Jakarta, Celebesindo.com, Kaderisasi menjadi salah satu cara Partai NasDem menjaga agar gerakan perubahan tidak berhenti sebagai slogan. Di tengah dinamika politik yang terus berubah, kader dituntut memiliki kapasitas, gagasan, integritas, dan kemampuan membaca kebutuhan masyarakat.
Hal itu tercermin dalam keikutsertaan DPD Partai NasDem Kabupaten Soppeng pada kegiatan Gerakan Perubahan 2.0 “NasDem Naik Kelas” di Akademi Bela Negara (ABN) NasDem, Jakarta Selatan, 17–20 September 2026.
Lebih dari 400 peserta mengikuti kegiatan tersebut. Mereka berasal dari unsur pengurus, kader, dan Fraksi NasDem dari sejumlah wilayah.
Dari Soppeng, sebanyak 10 kader dikirim untuk mengikuti agenda tersebut. Empat di antaranya merupakan anggota Fraksi NasDem DPRD Kabupaten Soppeng, sementara enam lainnya berasal dari unsur pengurus dan sayap partai.
Keberangkatan 10 kader ini menjadi bagian dari upaya NasDem Soppeng memperkuat kapasitas internal. Mereka tidak hanya datang untuk mengikuti agenda seremonial, tetapi menjalani proses pembelajaran yang diarahkan untuk memperkuat pemahaman organisasi, kepemimpinan, gagasan perubahan, serta kerja politik yang berorientasi pada masyarakat.
“Tak ada alasan untuk tidak terus belajar.”
Spirit itu menjadi pesan yang dibawa kader NasDem Soppeng selama mengikuti kegiatan di ABN.
Bagi NasDem Soppeng, kader yang berhenti belajar berpotensi tertinggal oleh perubahan. Karena itu, proses penguatan kapasitas harus terus berjalan, baik bagi kader yang berada di struktur partai maupun mereka yang telah mendapat mandat sebagai wakil rakyat.
Ketua DPD NasDem Soppeng Ade Irawan W berharap pembelajaran di ABN dapat menjadi bekal bagi para kader untuk kembali ke daerah dan mengimplementasikan pengetahuan yang diperoleh dalam kerja organisasi maupun pengabdian kepada masyarakat.

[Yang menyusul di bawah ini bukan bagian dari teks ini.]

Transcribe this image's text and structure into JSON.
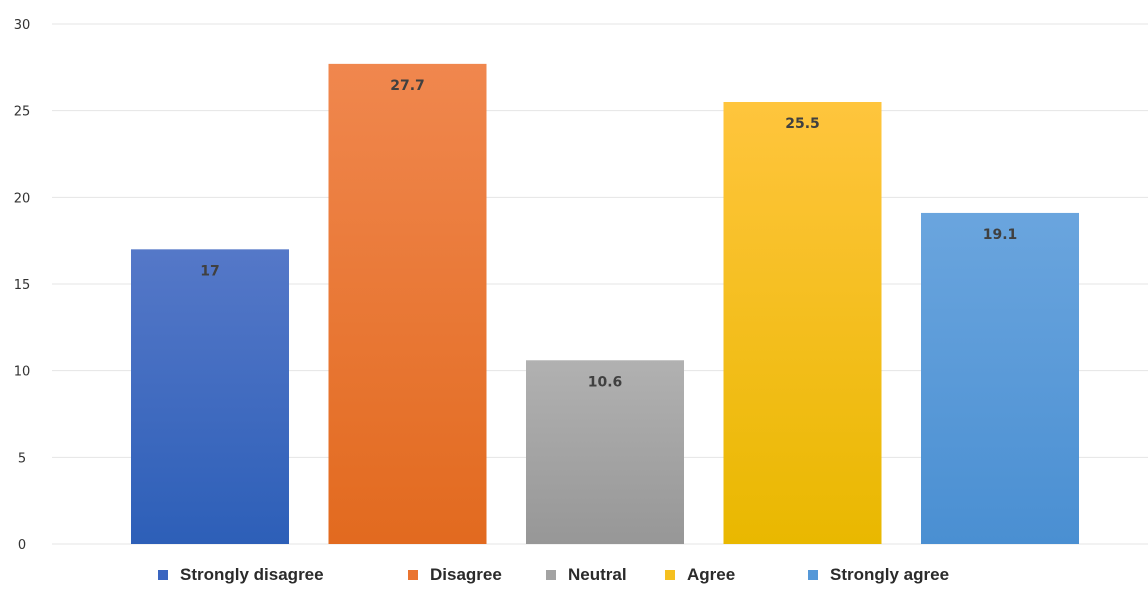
{
  "chart_data": {
    "type": "bar",
    "title": "",
    "xlabel": "",
    "ylabel": "",
    "ylim": [
      0,
      30
    ],
    "yticks": [
      0,
      5,
      10,
      15,
      20,
      25,
      30
    ],
    "grid": true,
    "legend_position": "bottom",
    "categories": [
      "Strongly disagree",
      "Disagree",
      "Neutral",
      "Agree",
      "Strongly agree"
    ],
    "values": [
      17,
      27.7,
      10.6,
      25.5,
      19.1
    ],
    "data_labels": [
      "17",
      "27.7",
      "10.6",
      "25.5",
      "19.1"
    ],
    "colors": [
      {
        "top": "#5578c8",
        "bottom": "#2d5fb8"
      },
      {
        "top": "#f0874e",
        "bottom": "#e26a1f"
      },
      {
        "top": "#b1b1b1",
        "bottom": "#979797"
      },
      {
        "top": "#ffc53d",
        "bottom": "#e9b800"
      },
      {
        "top": "#6aa5de",
        "bottom": "#4a8fd2"
      }
    ],
    "legend_colors": [
      "#3a65c0",
      "#ea7430",
      "#a3a3a3",
      "#f5c020",
      "#5598d8"
    ]
  }
}
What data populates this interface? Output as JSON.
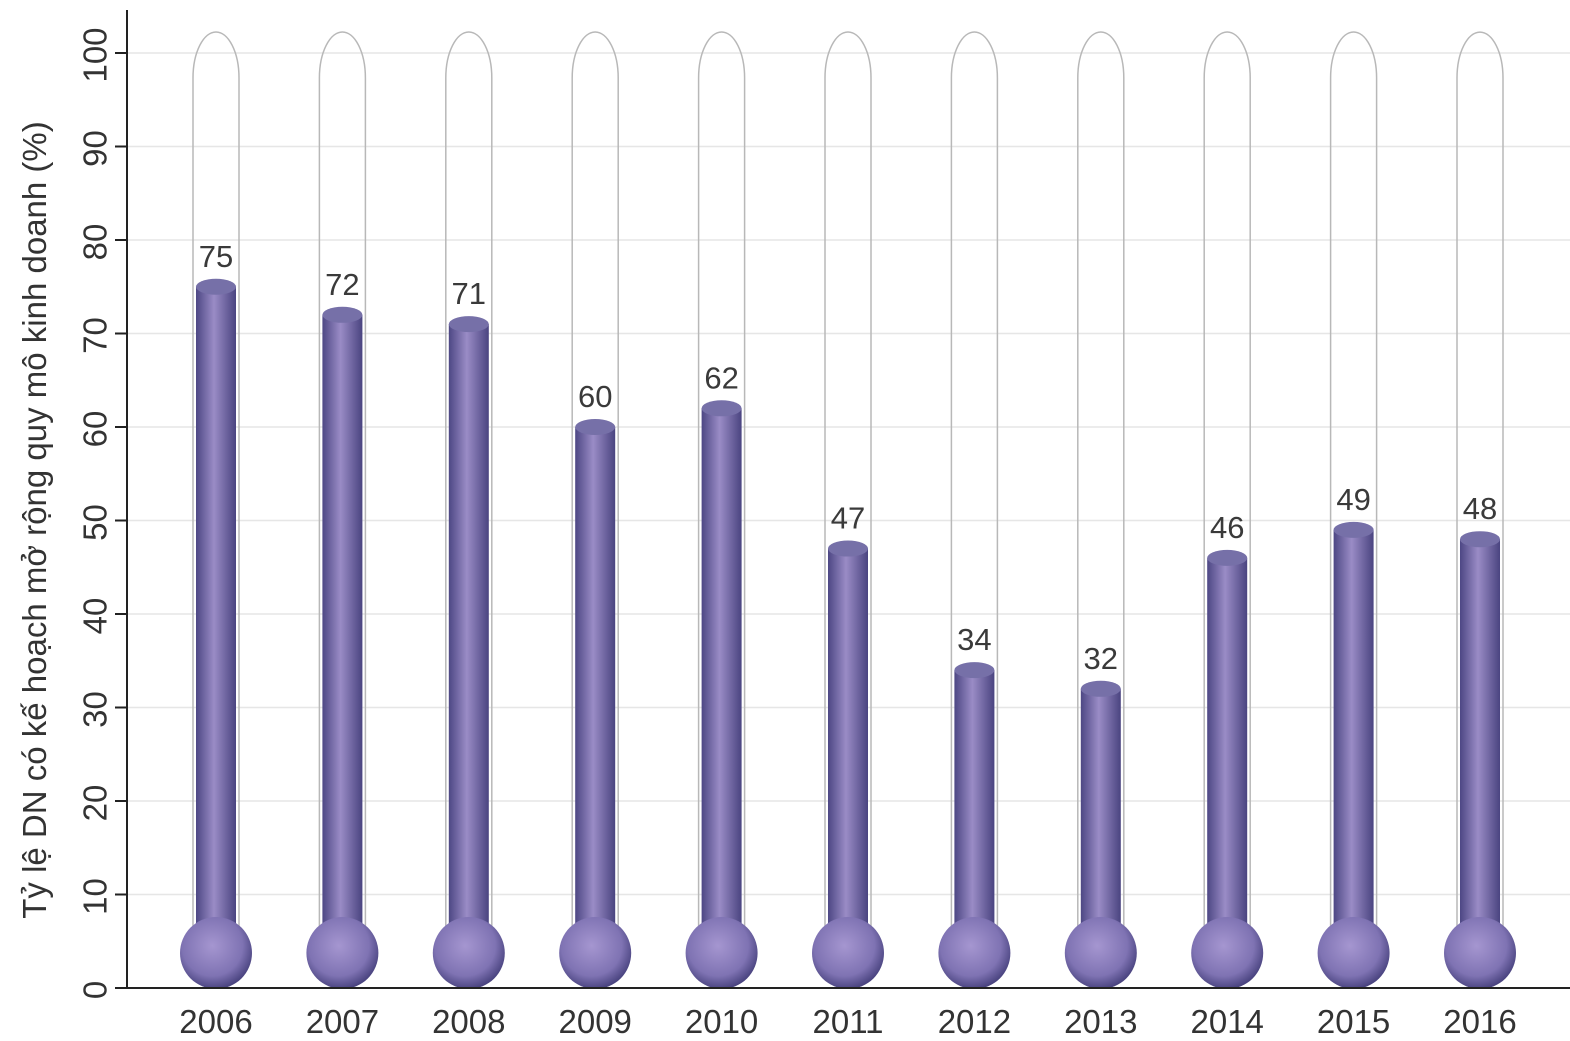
{
  "chart_data": {
    "type": "bar",
    "style": "thermometer",
    "categories": [
      "2006",
      "2007",
      "2008",
      "2009",
      "2010",
      "2011",
      "2012",
      "2013",
      "2014",
      "2015",
      "2016"
    ],
    "series": [
      {
        "values": [
          75,
          72,
          71,
          60,
          62,
          47,
          34,
          32,
          46,
          49,
          48
        ]
      }
    ],
    "ylabel": "Tỷ lệ DN có kế hoạch mở rộng quy mô kinh doanh (%)",
    "xlabel": "",
    "ylim": [
      0,
      100
    ],
    "yticks": [
      0,
      10,
      20,
      30,
      40,
      50,
      60,
      70,
      80,
      90,
      100
    ],
    "grid": true,
    "colors": {
      "bar": "#7a6fa8",
      "bar_dark": "#4d4784",
      "bulb": "#8b7fb8",
      "tube_outline": "#b8b8b8",
      "grid": "#e6e6e6"
    }
  }
}
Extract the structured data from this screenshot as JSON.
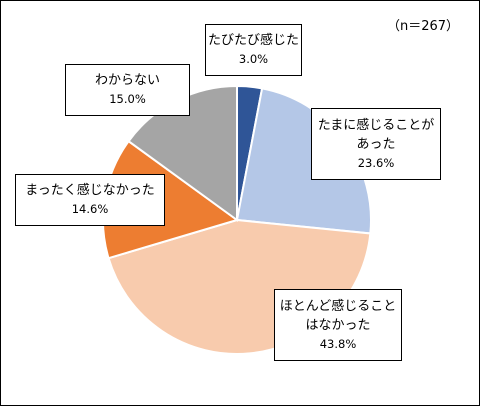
{
  "chart_data": {
    "type": "pie",
    "sample_size_label": "（n＝267）",
    "start_angle_deg": 0,
    "direction": "clockwise",
    "slices": [
      {
        "lines": [
          "たびたび感じた"
        ],
        "value_label": "3.0%",
        "value": 3.0,
        "color": "#2F5597"
      },
      {
        "lines": [
          "たまに感じることが",
          "あった"
        ],
        "value_label": "23.6%",
        "value": 23.6,
        "color": "#B4C7E7"
      },
      {
        "lines": [
          "ほとんど感じること",
          "はなかった"
        ],
        "value_label": "43.8%",
        "value": 43.8,
        "color": "#F8CBAD"
      },
      {
        "lines": [
          "まったく感じなかった"
        ],
        "value_label": "14.6%",
        "value": 14.6,
        "color": "#ED7D31"
      },
      {
        "lines": [
          "わからない"
        ],
        "value_label": "15.0%",
        "value": 15.0,
        "color": "#A5A5A5"
      }
    ]
  }
}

Ia berharap proses kaderisasi tersebut mampu melahirkan kader yang tidak hanya kuat secara organisasi, tetapi juga memiliki karakter dan keberanian untuk membawa gagasan perubahan.
“Insyaallah NasDem akan melahirkan tokoh penggerak yang berintegritas dengan segala gagasan dan inovasinya, tangguh dalam kemandiriannya, serta berdiri tegak untuk kehormatannya,” ujarnya. Jum'at (18/9/2026).
Menurutnya, kader tidak cukup hanya hadir dalam struktur. Ada tanggung jawab yang lebih besar, yakni memastikan keberadaan partai memiliki arti melalui kerja nyata.
Kader harus mampu bergerak, membangun komunikasi dengan masyarakat, memahami persoalan di lapangan, sekaligus menghadirkan gagasan yang dapat menjawab kebutuhan publik.
Karena itu, “NasDem Naik Kelas” tidak semestinya dimaknai hanya sebagai peningkatan posisi dalam organisasi. Lebih jauh, istilah tersebut menjadi dorongan agar kader meningkatkan kualitas diri, memperluas wawasan, memperkuat kemandirian, serta berani mengambil peran sebagai penggerak perubahan.
Dari ABN Jakarta, 10 kader NasDem Soppeng ditempa dengan satu kesadaran: politik membutuhkan kader yang terus belajar, dan perubahan membutuhkan manusia yang siap bergerak.